En cas de cultures GM importantes, les variétés locales et paysannes seront génétiquement polluées. Ces variétés “population”, dont le paysan peut ressemer le grain récolté contrairement aux hybrides, sont la seule alternative aux cultures industrielles et GM parce que les paysans les ont sélectionnées pour pousser à partir des ressources de leurs terroirs et non avec les engrais/pesticides/grosses machines/irrigation. Le paysan qui, en connaissance de leur contamination génétique, voudra tout de même les cultiver, sera condamné tout comme Percy Schmeiser.

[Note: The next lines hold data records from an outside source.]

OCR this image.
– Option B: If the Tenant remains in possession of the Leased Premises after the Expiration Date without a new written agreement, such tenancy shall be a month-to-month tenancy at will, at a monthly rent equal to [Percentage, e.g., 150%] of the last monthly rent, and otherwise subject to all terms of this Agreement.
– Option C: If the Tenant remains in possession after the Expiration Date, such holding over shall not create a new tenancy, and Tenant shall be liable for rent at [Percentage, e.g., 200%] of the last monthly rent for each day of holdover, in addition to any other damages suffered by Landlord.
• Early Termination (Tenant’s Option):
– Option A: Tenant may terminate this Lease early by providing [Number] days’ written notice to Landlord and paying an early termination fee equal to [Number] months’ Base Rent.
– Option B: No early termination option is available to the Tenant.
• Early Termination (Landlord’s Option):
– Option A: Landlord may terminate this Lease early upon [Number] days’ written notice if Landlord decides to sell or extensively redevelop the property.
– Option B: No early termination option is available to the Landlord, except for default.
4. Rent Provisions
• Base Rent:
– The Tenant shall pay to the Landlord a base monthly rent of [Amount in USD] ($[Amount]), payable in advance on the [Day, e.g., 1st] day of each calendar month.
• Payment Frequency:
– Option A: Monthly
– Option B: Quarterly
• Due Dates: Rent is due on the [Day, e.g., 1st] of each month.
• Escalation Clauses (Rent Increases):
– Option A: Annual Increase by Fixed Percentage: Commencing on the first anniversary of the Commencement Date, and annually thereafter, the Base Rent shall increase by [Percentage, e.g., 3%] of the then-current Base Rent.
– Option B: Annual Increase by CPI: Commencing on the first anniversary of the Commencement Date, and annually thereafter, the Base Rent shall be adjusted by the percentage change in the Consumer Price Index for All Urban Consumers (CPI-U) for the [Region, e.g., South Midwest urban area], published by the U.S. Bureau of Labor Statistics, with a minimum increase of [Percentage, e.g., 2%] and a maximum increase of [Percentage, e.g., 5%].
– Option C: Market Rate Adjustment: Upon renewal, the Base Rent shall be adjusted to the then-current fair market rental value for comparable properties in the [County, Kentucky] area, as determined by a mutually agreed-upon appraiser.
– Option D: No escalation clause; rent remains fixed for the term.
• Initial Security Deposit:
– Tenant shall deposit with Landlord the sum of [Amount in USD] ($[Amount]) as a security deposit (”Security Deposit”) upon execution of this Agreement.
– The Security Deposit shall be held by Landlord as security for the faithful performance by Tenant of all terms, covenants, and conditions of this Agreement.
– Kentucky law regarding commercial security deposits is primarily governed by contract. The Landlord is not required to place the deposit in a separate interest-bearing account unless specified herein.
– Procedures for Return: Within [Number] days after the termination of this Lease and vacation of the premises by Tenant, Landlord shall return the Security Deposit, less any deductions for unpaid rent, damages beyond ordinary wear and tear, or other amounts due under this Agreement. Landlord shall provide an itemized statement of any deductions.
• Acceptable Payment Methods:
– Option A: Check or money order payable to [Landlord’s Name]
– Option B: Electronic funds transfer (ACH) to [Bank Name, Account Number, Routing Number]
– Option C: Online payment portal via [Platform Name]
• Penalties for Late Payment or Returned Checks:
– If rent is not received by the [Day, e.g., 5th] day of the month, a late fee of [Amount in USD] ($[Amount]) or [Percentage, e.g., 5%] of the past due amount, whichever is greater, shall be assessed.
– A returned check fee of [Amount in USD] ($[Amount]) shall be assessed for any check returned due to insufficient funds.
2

Plus de la moitié des vaches laitières françaises sont issues de moins de cinq taureaux : que se passera-t-il lorsqu’on aura introduit une information génétique brevetée dans les centres d’insémination artificielle ? A qui appartiendront les animaux nés dans les fermes ? Et à qui appartiendront les petits de ma chatte, qui n’ont pas d’usage agricole, s’ils sont les descendants du chat de mon voisin génétiquement modifié pour ne pas être allergisant ?

Dès qu’on met le doigt sur le brevet sur le vivant, fût-il aménagé, on y perd vite son âme, la biodiversité et le droit des peuples à l’autonomie alimentaire. Les députés ont reconnu lors du débat parlementaire que la directive 98/44 doit être renégociée et que la loi qu’ils ont votée devra être revue : ne les laissons pas s’endormir !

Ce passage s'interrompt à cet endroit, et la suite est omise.